É assim faz mais de semana, quase duas. Curioso é que pela manhã, nestes dias quase frios, não há ninguém debaixo do bonde. Dormem papelões rasgados. É que dentro do vagão trabalham três funcionários da Fundação Cultural de Curitiba. Batem ponto das 9 às 18 horas de segunda a sexta-feira; das 8h30 às 14h30 aos sábados. Domingo, não. Domingo é cinza sagrado.

Por alguns dias, tentei descobrir quem dorme ali. Numa terça em que ventava muito, batia pernas na XV e ouvia a Voz do Brasil por gosto. Agachei. É estranho. No espaço entre o petit-pavé e o fundo do bonde uma criança não conseguiria ficar em pé. Muito escuro também.
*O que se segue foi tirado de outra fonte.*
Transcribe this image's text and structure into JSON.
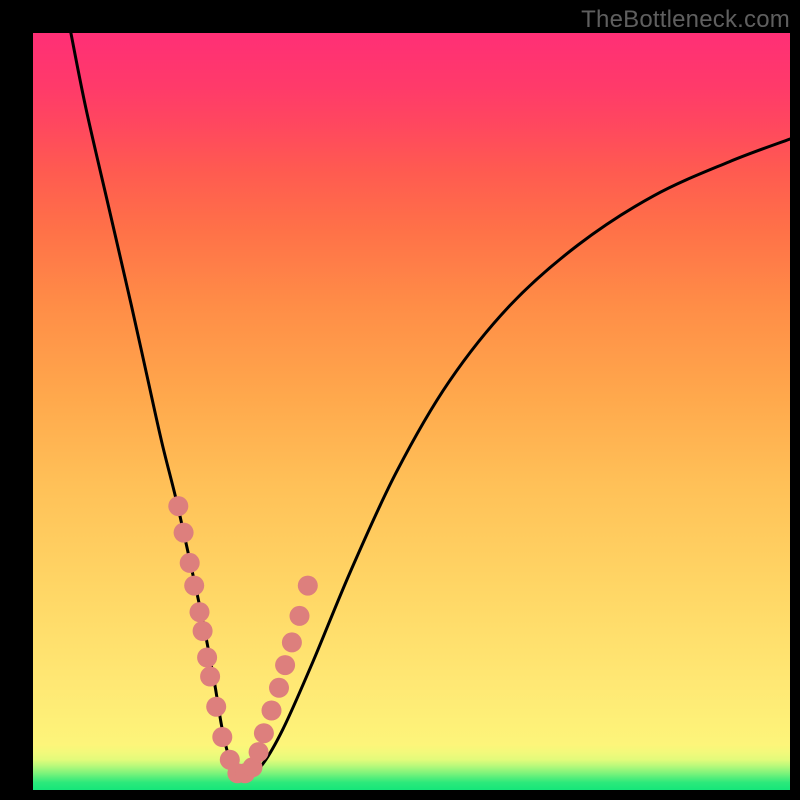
{
  "watermark": "TheBottleneck.com",
  "colors": {
    "frame": "#000000",
    "curve": "#000000",
    "dot": "#dd7f7d"
  },
  "chart_data": {
    "type": "line",
    "title": "",
    "xlabel": "",
    "ylabel": "",
    "xlim": [
      0,
      100
    ],
    "ylim": [
      0,
      100
    ],
    "series": [
      {
        "name": "bottleneck-curve",
        "x": [
          5,
          7,
          10,
          13,
          15,
          17,
          19,
          21,
          22.5,
          24,
          25,
          26,
          27,
          28,
          30,
          33,
          37,
          42,
          48,
          55,
          63,
          72,
          82,
          92,
          100
        ],
        "y": [
          100,
          90,
          77,
          64,
          55,
          46,
          38,
          29,
          22,
          14,
          8,
          4,
          2.2,
          2.2,
          3,
          8,
          17,
          29,
          42,
          54,
          64,
          72,
          78.5,
          83,
          86
        ]
      }
    ],
    "markers": {
      "name": "highlighted-points",
      "x": [
        19.2,
        19.9,
        20.7,
        21.3,
        22.0,
        22.4,
        23.0,
        23.4,
        24.2,
        25.0,
        26.0,
        27.0,
        28.0,
        29.0,
        29.8,
        30.5,
        31.5,
        32.5,
        33.3,
        34.2,
        35.2,
        36.3
      ],
      "y": [
        37.5,
        34.0,
        30.0,
        27.0,
        23.5,
        21.0,
        17.5,
        15.0,
        11.0,
        7.0,
        4.0,
        2.2,
        2.2,
        3.0,
        5.0,
        7.5,
        10.5,
        13.5,
        16.5,
        19.5,
        23.0,
        27.0
      ]
    }
  }
}
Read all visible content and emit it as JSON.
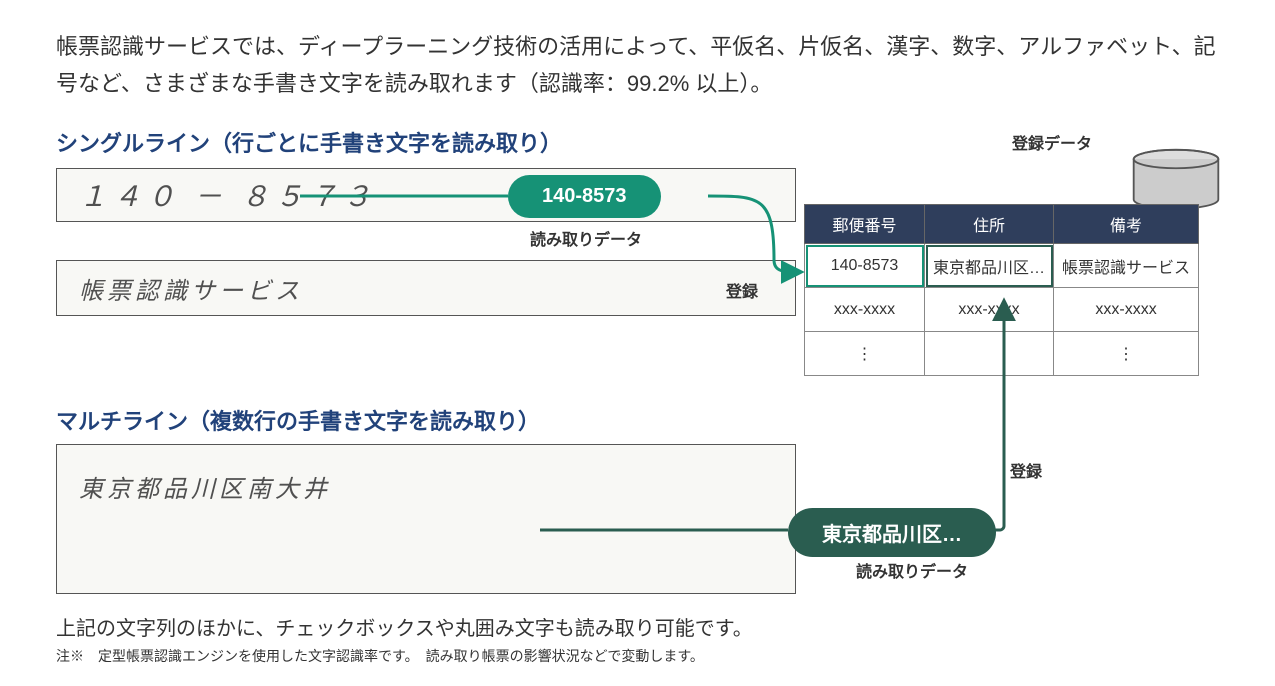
{
  "intro": "帳票認識サービスでは、ディープラーニング技術の活用によって、平仮名、片仮名、漢字、数字、アルファベット、記号など、さまざまな手書き文字を読み取れます（認識率：99.2% 以上）。",
  "sections": {
    "single": {
      "title": "シングルライン（行ごとに手書き文字を読み取り）",
      "input1": "１４０ － ８５７３",
      "input2": "帳票認識サービス",
      "pill": "140-8573",
      "pill_label": "読み取りデータ",
      "register_label": "登録"
    },
    "multi": {
      "title": "マルチライン（複数行の手書き文字を読み取り）",
      "input": "東京都品川区南大井",
      "pill": "東京都品川区…",
      "pill_label": "読み取りデータ",
      "register_label": "登録"
    }
  },
  "table": {
    "label": "登録データ",
    "headers": [
      "郵便番号",
      "住所",
      "備考"
    ],
    "rows": [
      [
        "140-8573",
        "東京都品川区…",
        "帳票認識サービス"
      ],
      [
        "xxx-xxxx",
        "xxx-xxxx",
        "xxx-xxxx"
      ],
      [
        "⋮",
        "",
        "⋮"
      ]
    ]
  },
  "bottom": "上記の文字列のほかに、チェックボックスや丸囲み文字も読み取り可能です。",
  "note": "注※　定型帳票認識エンジンを使用した文字認識率です。　読み取り帳票の影響状況などで変動します。"
}
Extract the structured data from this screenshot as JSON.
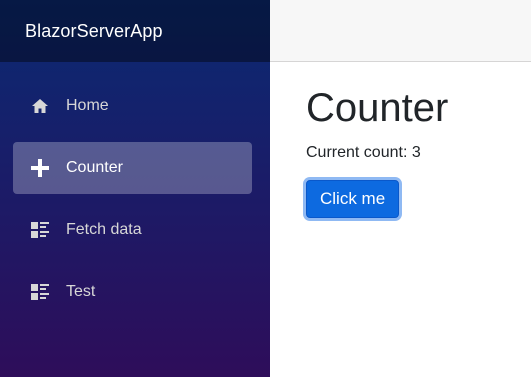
{
  "brand": "BlazorServerApp",
  "nav": {
    "items": [
      {
        "label": "Home",
        "icon": "home-icon"
      },
      {
        "label": "Counter",
        "icon": "plus-icon",
        "active": true
      },
      {
        "label": "Fetch data",
        "icon": "list-rich-icon"
      },
      {
        "label": "Test",
        "icon": "list-rich-icon"
      }
    ]
  },
  "page": {
    "title": "Counter",
    "count_text": "Current count: 3",
    "button_label": "Click me"
  },
  "colors": {
    "sidebar_top": "#0a2a73",
    "sidebar_bottom": "#2e0d5a",
    "button": "#0d6ae0",
    "top_row": "#f7f7f7"
  }
}
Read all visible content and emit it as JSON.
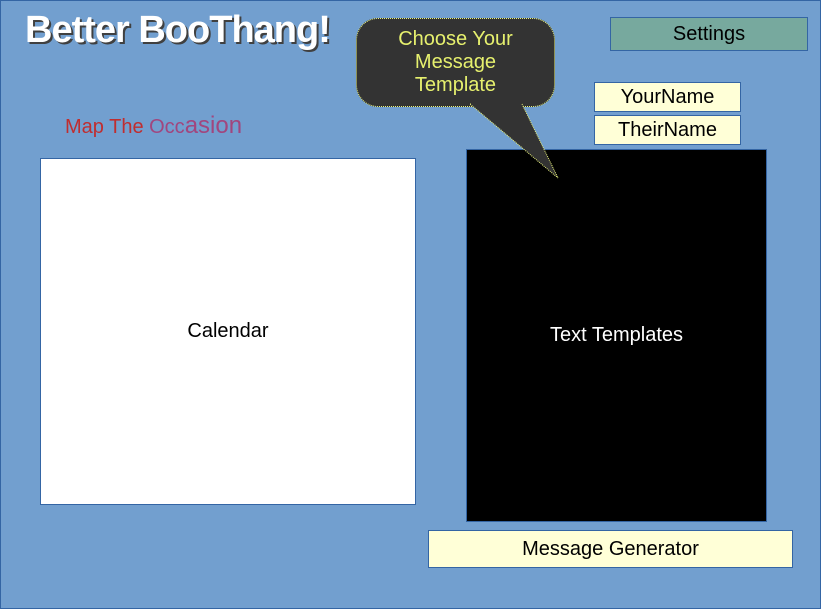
{
  "app": {
    "title": "Better BooThang!"
  },
  "header": {
    "settings_label": "Settings"
  },
  "callout": {
    "line1": "Choose Your",
    "line2": "Message",
    "line3": "Template"
  },
  "fields": {
    "your_name": "YourName",
    "their_name": "TheirName"
  },
  "occasion": {
    "label_part1": "Map The ",
    "label_part2": "Occ",
    "label_part3": "asion"
  },
  "panels": {
    "calendar_label": "Calendar",
    "templates_label": "Text Templates"
  },
  "footer": {
    "generator_label": "Message Generator"
  },
  "colors": {
    "background": "#729fcf",
    "border": "#3465a4",
    "settings_bg": "#77a99e",
    "field_bg": "#ffffd7",
    "callout_bg": "#333333",
    "callout_text": "#e6f06e",
    "occasion_red": "#c9211e",
    "occasion_purple": "#a1467e"
  }
}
Quem dorme ali, pensei, tem um retrato inusitado da rua mais movimentada da cidade: a vida resumida a pernas e calcanhares, sapatênis e rasteirinhas, havaianas e patas de cachorro.

Cutuquei a carne envolta naquela lona amarela. Nada. O dedo indicador espetou de novo, um pouco mais forte. Ouvi um gemido doloroso e ao mesmo tempo ameaçador --argghhhhhaaannh. O outro colchãozinho permanecia no canto oposto, como que esquecido para sempre sem querer. Desisti. Acordar alguém sem motivo justificável – tsunami, terremoto, um título do Paraná Clube -- é babaquice, afinal.

Então persiste a curiosidade: quem em Curitiba tem o privilégio de dormir sob 2 mil e 200 livros? Obras para crianças, crônicas, literatura brasileira, gringa, poesia e etc. Imagine-se pegando no sono ao som de Siegrfriend Lenz: “Talvez as coisas que nos façam felizes necessitem ser guardadas em silêncio”. Ou de Guillermo Cabrera Infante: “O amor é como se te pusessem algo que te tiraram e nunca esteve ali.” Talvez Valter Hugo Mãe, providencial: “Deve nutrir-se carinho por um sofrimento sobre o qual se soube construir a felicidade.”

Durante o último março, 2.095 pessoas entraram no bonde. Foram 1.005 adultos (acima de 29 anos), 685 crianças (até 14) e 405 jovens (entre 14 e 29), me conta um dos funcionários do Bondinho da Leitura. Na última quarta-feira, o movimento foi “baixinho”: 50 pessoas subiram aqueles dois degraus.

A invisibilidade alheia é o nosso vício inerente. Já nos acostumamos a quem se refestela nas esquinas das Marechais e nas marquises vizinhas à Confeitaria das Famílias. Na Treze de Maio, então, tudo bem, beleza. Mas dormir sob um dos pontos turísticos da cidade que busca agora ser “humana” é uma ousadia inédita. Merece um post no Face da Prefs.

Numa manhã quase fria dessas aí, um sol bonito avermelhava o vagão solitário. Um casal que antes bebia chopes no Mignon se aproximou do bonde para uma foto. No escuro da sombra, os colchões se confundiam com o chão. Mas foram registrados, para ninguém ver.